Nintendo stuck with cartridges because could make money off of them, and they didn't want to deal with licensing and using CD-ROMs or DVD-ROMs from other companies. That's it. It had nothing to do with load times.
Well, that isn't true. Nintendo managed to get around licensing fees since transitioning to optical media by disabling movie and music playback. It never believed in optical media until technology advanced enough to allow it to not be awful. And Nintendo still talks about the advantages of ROM cartridges. Nintendo didn't stick with cartridges for any one single reason. The reasons were
collectively all the things that have already been discussed.
Nintendo might have gotten away with it if it gave a damn about third parties at all. It never has outside of token attempts there and there, even in the 8-bit and 16-bit days some people look so fondly on. The article isn't available anymore besides snippets here and there, but Emily Roger's "The Sexual History Between Nintendo and Electronic Arts" illustrated this pretty well. It wasn't until Dan Adelman tried to change the culture within Nintendo when it came to indie developers that any headway was made, and he ended up leaving Nintendo about a year and a half ago.
As a company that was homegrown and family owned for decades, it's obvious why Nintendo operates in a bubble. Shigeru Miyamoto created Mario and Donkey Kong because Nintendo couldn't get the rights to Popeye. Then, Universal sued Nintendo for copyright infringement because it cornered the giant gorilla market or something. Next, Sony reached out with a "partnership" that had extremely one-sided terms. Negative dealings with other companies happens enough times and you start getting xenophobic. That doesn't make it right, but it's easy to see where the attitude comes from.
Nintendo seemed to soften its stance on many things once Hiroshi Yamauchi stepped down, but it never lost its desire to remain self-sufficient and independent. That's a different kind of problem though. Sony and Microsoft are overly reliant on third party software. That has gotten so bad that Phil Spencer said in August that Microsoft plans to focus more on first party exclusives. Nintendo's problem seems to be that it thinks it can't do its own thing while also opening the doors and giving back a little.
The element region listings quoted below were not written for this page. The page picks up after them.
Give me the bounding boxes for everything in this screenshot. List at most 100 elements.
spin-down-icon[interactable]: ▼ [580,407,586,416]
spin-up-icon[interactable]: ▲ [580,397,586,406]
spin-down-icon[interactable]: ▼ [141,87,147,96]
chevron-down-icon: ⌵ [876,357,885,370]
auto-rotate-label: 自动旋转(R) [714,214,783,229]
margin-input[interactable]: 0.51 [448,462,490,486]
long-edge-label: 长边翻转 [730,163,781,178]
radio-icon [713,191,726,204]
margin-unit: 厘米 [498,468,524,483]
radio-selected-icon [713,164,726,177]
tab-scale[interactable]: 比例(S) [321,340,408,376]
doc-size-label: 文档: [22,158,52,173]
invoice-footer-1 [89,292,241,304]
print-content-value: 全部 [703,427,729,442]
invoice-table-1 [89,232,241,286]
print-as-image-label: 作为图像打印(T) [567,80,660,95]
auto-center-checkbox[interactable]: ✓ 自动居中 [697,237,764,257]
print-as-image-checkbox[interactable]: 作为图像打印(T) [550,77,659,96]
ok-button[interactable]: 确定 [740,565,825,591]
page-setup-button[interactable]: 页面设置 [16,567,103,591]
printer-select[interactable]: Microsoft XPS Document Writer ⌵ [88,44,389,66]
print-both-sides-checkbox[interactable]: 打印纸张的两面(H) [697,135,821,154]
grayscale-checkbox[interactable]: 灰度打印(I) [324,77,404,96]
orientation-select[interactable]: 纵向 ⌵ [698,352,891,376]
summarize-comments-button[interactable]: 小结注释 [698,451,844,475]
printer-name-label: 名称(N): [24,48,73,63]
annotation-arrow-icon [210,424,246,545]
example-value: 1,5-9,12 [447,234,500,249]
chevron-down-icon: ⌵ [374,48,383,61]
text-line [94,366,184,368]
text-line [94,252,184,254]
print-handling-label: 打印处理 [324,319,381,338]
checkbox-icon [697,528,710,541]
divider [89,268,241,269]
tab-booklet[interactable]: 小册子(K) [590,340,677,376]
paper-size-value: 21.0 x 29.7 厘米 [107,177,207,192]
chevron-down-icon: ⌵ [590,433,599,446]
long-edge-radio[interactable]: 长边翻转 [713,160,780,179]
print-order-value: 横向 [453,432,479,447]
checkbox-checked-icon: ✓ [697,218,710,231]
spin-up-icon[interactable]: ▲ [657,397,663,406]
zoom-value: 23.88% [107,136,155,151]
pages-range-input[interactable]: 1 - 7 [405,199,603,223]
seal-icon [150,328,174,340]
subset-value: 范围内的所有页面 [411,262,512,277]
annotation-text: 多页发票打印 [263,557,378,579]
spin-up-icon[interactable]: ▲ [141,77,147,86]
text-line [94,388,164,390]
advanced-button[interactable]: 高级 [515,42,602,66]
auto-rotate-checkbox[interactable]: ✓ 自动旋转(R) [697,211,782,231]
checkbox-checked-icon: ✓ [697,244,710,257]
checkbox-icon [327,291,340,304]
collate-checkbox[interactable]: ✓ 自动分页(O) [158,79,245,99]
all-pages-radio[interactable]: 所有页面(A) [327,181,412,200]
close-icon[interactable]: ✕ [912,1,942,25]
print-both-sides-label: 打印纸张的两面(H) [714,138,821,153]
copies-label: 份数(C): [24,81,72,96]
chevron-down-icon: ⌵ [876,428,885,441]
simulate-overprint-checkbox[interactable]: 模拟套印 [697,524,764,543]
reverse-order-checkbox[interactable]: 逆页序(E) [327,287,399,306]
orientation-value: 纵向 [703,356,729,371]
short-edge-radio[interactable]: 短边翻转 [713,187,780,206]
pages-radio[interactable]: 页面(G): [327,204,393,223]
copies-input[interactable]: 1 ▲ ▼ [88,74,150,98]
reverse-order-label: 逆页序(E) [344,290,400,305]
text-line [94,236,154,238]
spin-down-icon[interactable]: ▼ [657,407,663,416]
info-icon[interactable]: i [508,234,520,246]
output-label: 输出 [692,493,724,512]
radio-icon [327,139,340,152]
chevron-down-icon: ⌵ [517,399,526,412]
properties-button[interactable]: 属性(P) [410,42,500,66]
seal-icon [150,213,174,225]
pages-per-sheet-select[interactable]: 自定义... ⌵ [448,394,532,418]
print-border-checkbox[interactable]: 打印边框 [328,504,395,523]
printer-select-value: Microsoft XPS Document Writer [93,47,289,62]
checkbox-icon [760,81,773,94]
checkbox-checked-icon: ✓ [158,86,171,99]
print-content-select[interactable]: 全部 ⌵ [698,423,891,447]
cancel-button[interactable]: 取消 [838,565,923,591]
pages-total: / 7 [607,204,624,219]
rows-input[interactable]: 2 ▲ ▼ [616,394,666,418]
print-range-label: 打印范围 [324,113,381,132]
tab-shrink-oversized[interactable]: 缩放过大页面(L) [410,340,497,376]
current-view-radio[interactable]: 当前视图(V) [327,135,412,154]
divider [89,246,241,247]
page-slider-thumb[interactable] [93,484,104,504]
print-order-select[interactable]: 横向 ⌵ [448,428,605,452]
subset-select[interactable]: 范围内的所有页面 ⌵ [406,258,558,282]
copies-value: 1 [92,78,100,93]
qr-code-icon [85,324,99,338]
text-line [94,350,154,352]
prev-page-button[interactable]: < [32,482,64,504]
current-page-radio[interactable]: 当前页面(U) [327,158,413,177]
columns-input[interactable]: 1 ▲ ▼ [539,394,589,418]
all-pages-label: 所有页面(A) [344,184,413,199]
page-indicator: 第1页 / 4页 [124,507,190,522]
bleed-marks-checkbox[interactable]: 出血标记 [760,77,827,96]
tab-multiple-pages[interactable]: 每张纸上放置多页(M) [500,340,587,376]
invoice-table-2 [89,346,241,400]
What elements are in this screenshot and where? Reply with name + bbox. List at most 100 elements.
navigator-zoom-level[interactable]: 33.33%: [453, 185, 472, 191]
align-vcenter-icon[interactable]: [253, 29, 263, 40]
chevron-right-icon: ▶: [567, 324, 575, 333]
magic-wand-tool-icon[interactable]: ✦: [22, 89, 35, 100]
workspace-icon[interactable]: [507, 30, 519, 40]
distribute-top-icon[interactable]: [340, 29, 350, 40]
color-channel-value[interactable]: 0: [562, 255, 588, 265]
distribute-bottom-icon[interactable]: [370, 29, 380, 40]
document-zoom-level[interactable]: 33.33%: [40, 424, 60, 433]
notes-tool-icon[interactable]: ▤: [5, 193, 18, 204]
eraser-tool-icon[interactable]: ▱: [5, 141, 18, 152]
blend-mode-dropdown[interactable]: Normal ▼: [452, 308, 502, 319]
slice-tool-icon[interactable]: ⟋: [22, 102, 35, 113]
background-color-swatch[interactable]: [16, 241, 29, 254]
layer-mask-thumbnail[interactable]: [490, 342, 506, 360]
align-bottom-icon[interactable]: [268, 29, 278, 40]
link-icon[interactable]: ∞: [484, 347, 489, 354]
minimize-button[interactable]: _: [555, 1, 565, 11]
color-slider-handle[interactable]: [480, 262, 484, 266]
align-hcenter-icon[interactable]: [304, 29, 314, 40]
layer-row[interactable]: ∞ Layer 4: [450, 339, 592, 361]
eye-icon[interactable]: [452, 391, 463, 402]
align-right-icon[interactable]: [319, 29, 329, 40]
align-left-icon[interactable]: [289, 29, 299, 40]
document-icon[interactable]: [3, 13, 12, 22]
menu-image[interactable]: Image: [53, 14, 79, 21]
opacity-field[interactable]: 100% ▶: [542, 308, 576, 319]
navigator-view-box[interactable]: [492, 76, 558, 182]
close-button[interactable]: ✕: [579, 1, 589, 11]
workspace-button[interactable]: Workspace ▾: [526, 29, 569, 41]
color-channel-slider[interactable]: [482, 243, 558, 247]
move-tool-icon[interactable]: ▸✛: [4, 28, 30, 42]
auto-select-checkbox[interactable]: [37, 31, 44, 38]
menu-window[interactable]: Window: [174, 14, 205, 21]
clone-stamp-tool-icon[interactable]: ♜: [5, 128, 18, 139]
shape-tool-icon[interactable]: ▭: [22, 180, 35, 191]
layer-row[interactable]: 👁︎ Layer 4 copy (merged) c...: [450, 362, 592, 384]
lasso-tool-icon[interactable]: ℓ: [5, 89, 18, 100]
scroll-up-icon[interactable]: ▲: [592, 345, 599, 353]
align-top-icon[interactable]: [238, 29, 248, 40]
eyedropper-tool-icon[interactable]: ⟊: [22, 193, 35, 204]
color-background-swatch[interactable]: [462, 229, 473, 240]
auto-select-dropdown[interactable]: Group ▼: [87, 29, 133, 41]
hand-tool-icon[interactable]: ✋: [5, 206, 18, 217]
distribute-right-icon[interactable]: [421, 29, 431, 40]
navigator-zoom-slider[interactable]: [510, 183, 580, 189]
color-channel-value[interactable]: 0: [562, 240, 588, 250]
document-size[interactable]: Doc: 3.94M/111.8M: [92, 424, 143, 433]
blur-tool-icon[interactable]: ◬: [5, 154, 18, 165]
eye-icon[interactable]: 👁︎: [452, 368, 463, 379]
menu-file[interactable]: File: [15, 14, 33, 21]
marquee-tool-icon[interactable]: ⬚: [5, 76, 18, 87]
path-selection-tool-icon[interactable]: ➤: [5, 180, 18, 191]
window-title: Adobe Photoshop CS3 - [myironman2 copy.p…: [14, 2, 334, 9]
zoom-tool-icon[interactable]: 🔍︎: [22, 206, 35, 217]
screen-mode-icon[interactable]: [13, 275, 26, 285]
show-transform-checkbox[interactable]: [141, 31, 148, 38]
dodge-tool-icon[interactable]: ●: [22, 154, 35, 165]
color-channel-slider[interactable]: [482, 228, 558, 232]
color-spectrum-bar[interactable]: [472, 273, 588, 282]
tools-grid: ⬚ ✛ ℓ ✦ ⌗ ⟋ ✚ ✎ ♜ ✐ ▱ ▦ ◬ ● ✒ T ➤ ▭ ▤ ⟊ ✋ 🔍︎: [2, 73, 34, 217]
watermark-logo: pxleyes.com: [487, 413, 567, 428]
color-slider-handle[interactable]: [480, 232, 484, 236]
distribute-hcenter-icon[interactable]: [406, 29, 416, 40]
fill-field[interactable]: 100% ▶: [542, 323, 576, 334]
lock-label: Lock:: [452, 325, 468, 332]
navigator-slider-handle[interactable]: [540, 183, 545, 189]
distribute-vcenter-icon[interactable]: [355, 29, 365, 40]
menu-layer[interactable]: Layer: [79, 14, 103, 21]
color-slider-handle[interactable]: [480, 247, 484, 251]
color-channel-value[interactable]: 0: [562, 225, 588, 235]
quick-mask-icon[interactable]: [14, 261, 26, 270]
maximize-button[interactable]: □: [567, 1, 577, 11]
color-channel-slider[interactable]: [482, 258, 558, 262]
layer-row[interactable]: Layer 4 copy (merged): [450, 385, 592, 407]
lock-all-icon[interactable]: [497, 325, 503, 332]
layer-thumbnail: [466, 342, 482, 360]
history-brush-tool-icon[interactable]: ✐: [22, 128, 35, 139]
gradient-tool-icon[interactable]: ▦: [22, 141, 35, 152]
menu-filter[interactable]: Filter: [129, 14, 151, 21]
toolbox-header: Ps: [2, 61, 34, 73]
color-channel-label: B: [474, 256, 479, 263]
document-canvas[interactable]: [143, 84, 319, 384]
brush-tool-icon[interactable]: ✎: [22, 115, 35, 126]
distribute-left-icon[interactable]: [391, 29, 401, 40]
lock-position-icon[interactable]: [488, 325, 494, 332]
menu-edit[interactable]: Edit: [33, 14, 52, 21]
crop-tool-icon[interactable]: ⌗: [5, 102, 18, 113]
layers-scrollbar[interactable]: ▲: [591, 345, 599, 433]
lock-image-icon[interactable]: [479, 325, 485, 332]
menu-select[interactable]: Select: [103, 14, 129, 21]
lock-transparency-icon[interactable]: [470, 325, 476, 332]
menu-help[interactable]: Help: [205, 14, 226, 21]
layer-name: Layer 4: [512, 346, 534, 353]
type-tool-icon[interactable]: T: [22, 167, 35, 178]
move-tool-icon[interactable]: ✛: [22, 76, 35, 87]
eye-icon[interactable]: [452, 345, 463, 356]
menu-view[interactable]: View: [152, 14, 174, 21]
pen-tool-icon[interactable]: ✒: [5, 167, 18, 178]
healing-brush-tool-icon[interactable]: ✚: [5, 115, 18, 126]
However, Nintendo has done a better job in recent years, not a good job but a better one. It's licensing out its IPs, making partnerships, and reaching out in unprecedented ways. It's a start, but Nintendo has to get on that. That's my hope for NX. Nintendo doesn't have to stop the good parts of what makes the company what it is to rid itself of the bad parts. Sony is buying exclusives like there's no tomorrow while Nintendo is practically asking not to be bothered. Can it find a middle ground maybe?